Friday, August 19, 2016

Charging Batteries

Knock, Knock. "Hey, it's six am." I'm woken by Randy for my six to nine watch. Connie moves closer so I can climb over her, leaving the warm blankets behind. I dress quickly but stupidly. I layer pajama pants with fleece bibs with nylon pants with Gill Goretex foul weather bibs. On top I've got a silk shirt with a cotton loggers shirt with a poly zip up jacket with a fleece jacket topped by a huge Gill Off Shore jacket. My head gets a knit cap. My feet get fuzzy socks inside Sperry top-sider boots. My gloves are still wet but I put them on anyway.

Once outside in the cockpit I look around the horizon at the grey sea and grey sky. We are fogged in with visibility about 500 yards. The wind is light out of the west, barely enough to fill the partially furled headsail. The seas climb up on the port quarter in a five foot swell. I sit for a while getting my brain engaged then realize that I have to pee. So down below I go to peel off many layers and try to find my shriveled up penis somewhere in there. Soon, I'm back in the cockpit after checking the GPS, the AIS, and the VHF. I've got a thermos of hot tea and a muffin.
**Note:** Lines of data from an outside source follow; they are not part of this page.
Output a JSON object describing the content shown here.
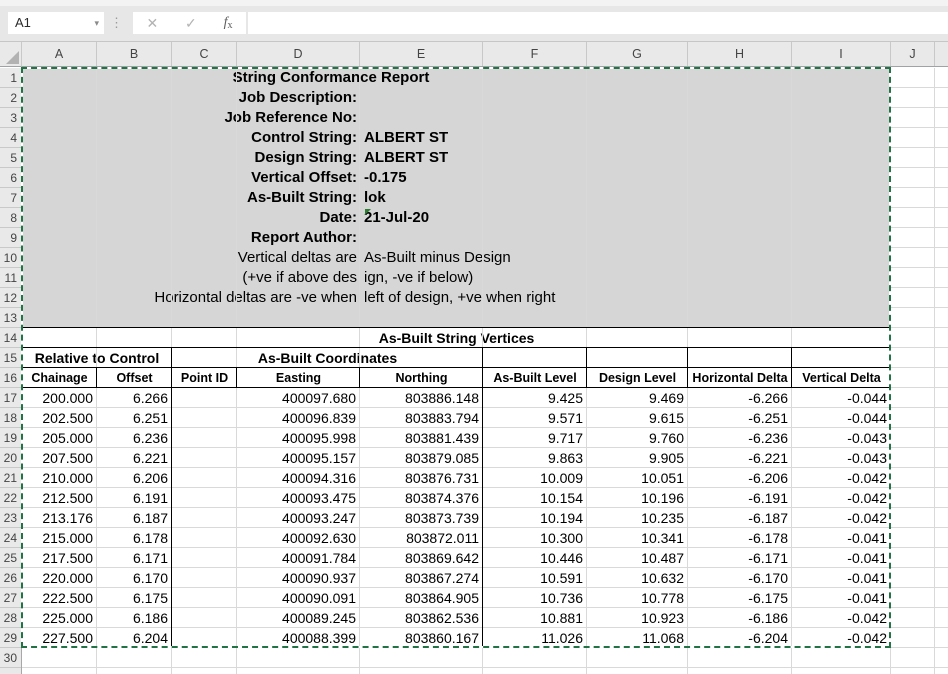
{
  "formula_bar": {
    "name_box": "A1",
    "formula_value": ""
  },
  "icons": {
    "name_box_dropdown": "▾",
    "separator_dots": "⋮",
    "cancel": "✕",
    "enter": "✓",
    "fx_f": "f",
    "fx_x": "x"
  },
  "grid": {
    "column_letters": [
      "A",
      "B",
      "C",
      "D",
      "E",
      "F",
      "G",
      "H",
      "I",
      "J"
    ],
    "row_numbers": [
      "1",
      "2",
      "3",
      "4",
      "5",
      "6",
      "7",
      "8",
      "9",
      "10",
      "11",
      "12",
      "13",
      "14",
      "15",
      "16",
      "17",
      "18",
      "19",
      "20",
      "21",
      "22",
      "23",
      "24",
      "25",
      "26",
      "27",
      "28",
      "29",
      "30"
    ]
  },
  "report": {
    "title": "String Conformance Report",
    "fields": [
      {
        "label": "Job Description:",
        "value": "",
        "bold": true,
        "indicator": false
      },
      {
        "label": "Job Reference No:",
        "value": "",
        "bold": true,
        "indicator": false
      },
      {
        "label": "Control String:",
        "value": "ALBERT ST",
        "bold": true,
        "indicator": false
      },
      {
        "label": "Design String:",
        "value": "ALBERT ST",
        "bold": true,
        "indicator": false
      },
      {
        "label": "Vertical Offset:",
        "value": "-0.175",
        "bold": true,
        "indicator": false
      },
      {
        "label": "As-Built String:",
        "value": "lok",
        "bold": true,
        "indicator": false
      },
      {
        "label": "Date:",
        "value": "21-Jul-20",
        "bold": true,
        "indicator": true
      },
      {
        "label": "Report Author:",
        "value": "",
        "bold": true,
        "indicator": false
      },
      {
        "label": "Vertical deltas are",
        "value": "As-Built minus Design",
        "bold": false,
        "indicator": false
      },
      {
        "label": "(+ve if above des",
        "value": "ign, -ve if below)",
        "bold": false,
        "indicator": false
      },
      {
        "label": "Horizontal deltas are -ve when",
        "value": "left of design, +ve when right",
        "bold": false,
        "indicator": false
      }
    ]
  },
  "table": {
    "section_title": "As-Built String Vertices",
    "group_headers": [
      "Relative to Control",
      "As-Built Coordinates"
    ],
    "columns": [
      "Chainage",
      "Offset",
      "Point ID",
      "Easting",
      "Northing",
      "As-Built Level",
      "Design Level",
      "Horizontal Delta",
      "Vertical Delta"
    ],
    "rows": [
      [
        "200.000",
        "6.266",
        "",
        "400097.680",
        "803886.148",
        "9.425",
        "9.469",
        "-6.266",
        "-0.044"
      ],
      [
        "202.500",
        "6.251",
        "",
        "400096.839",
        "803883.794",
        "9.571",
        "9.615",
        "-6.251",
        "-0.044"
      ],
      [
        "205.000",
        "6.236",
        "",
        "400095.998",
        "803881.439",
        "9.717",
        "9.760",
        "-6.236",
        "-0.043"
      ],
      [
        "207.500",
        "6.221",
        "",
        "400095.157",
        "803879.085",
        "9.863",
        "9.905",
        "-6.221",
        "-0.043"
      ],
      [
        "210.000",
        "6.206",
        "",
        "400094.316",
        "803876.731",
        "10.009",
        "10.051",
        "-6.206",
        "-0.042"
      ],
      [
        "212.500",
        "6.191",
        "",
        "400093.475",
        "803874.376",
        "10.154",
        "10.196",
        "-6.191",
        "-0.042"
      ],
      [
        "213.176",
        "6.187",
        "",
        "400093.247",
        "803873.739",
        "10.194",
        "10.235",
        "-6.187",
        "-0.042"
      ],
      [
        "215.000",
        "6.178",
        "",
        "400092.630",
        "803872.011",
        "10.300",
        "10.341",
        "-6.178",
        "-0.041"
      ],
      [
        "217.500",
        "6.171",
        "",
        "400091.784",
        "803869.642",
        "10.446",
        "10.487",
        "-6.171",
        "-0.041"
      ],
      [
        "220.000",
        "6.170",
        "",
        "400090.937",
        "803867.274",
        "10.591",
        "10.632",
        "-6.170",
        "-0.041"
      ],
      [
        "222.500",
        "6.175",
        "",
        "400090.091",
        "803864.905",
        "10.736",
        "10.778",
        "-6.175",
        "-0.041"
      ],
      [
        "225.000",
        "6.186",
        "",
        "400089.245",
        "803862.536",
        "10.881",
        "10.923",
        "-6.186",
        "-0.042"
      ],
      [
        "227.500",
        "6.204",
        "",
        "400088.399",
        "803860.167",
        "11.026",
        "11.068",
        "-6.204",
        "-0.042"
      ]
    ]
  },
  "colors": {
    "ants_green": "#217346",
    "report_fill": "#D6D6D6",
    "indicator_green": "#2E7D32"
  }
}
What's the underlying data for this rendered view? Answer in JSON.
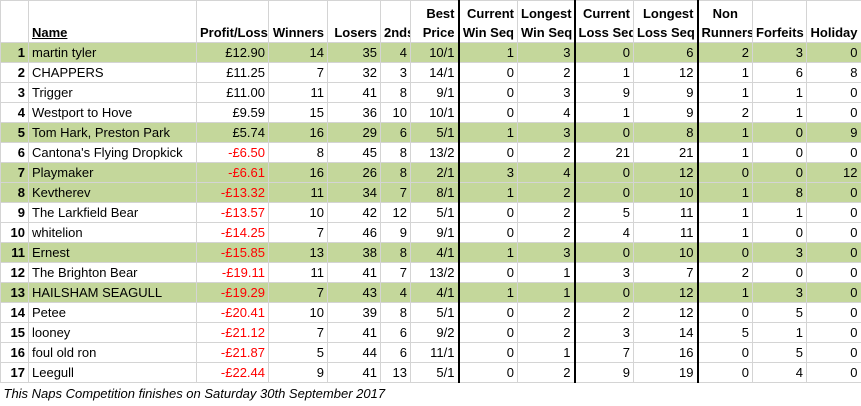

We are 70 miles west of Haida Gwaii (Queen Charlotte Island), headed toward the Dixon Entrance. I brace my legs against the side cockpit lockers as each swell sweeps under the boat. Traveler rises up, tips to starboard, then slides down the wave and tilts to port. Our 50 foot mast describes a big arc in the sky and the jib looses all its air only to reclaim it with a jolt as she comes back to center.

I hear a strange sound. What's that? I press my ear to the bulkhead, look down below, then climb out on the side deck. Nothing heard. But then, there it is again. It takes me a while to realize that I'm hearing a fog horn coming from behind the boat. The AIS had told me there were two container ships back there (targets, they are called) passing me seven miles away. Creepy.

Everything in the cockpit is wet from the last 16 hours of fog and rain. I'm sitting on a squishy cushion covered by a very damp, if not wet blanket. Inside all my clothing I'm fairly warm but it's not a fun time. I'm ready for it to stop. For 20 days now I've taken my watch sitting here on the aft locker with feet braced on either side. On day 21 we will drop anchor somewhere in SE Alaska. Connie sings, "We drop anchor with a sigh."



Later when Connie relieves me I go down below and make scrambled eggs with ham and cheese for everyone. With the dim morning light the seas build a little more and the wind drops slightly. As usual, when Connie takes her shift, she checks the set of the sails and makes her adjustments. With less wind to hold it open, the jib slap is getting worse. As I lie below I hear her grinding something in, then letting something out. I hear her clomp up on deck then return. The jib goes "Bam!" again, shaking the entire boat. I can feel the boat changing course, taking the rollers from behind. That's a good ride when you have the speed, but now the jib is blanketed even more and collapses regularly. We can turn to port, into the wind, to something near a beam reach and the sail will fill but the rollers coming directly from the side will turn us into an oscillating madness.

Connie soldiers on, doing little adjustments until finally I hear some cursing then the grind of the sail getting rolled up. A click tells me she is shifting the gearbox into neutral and then the engine explodes into life. Clunk, it goes into gear, the engine rattling at idle. Then Connie powers her up to 15 thousand RPM and suddenly life changes as Traveler ploughs through the waves, setting up her own momentum to rival the force of the swell. It's loud, but it's smoother.

Connie peeks her head around the cabin door. "Charging batteries." she says with a wink.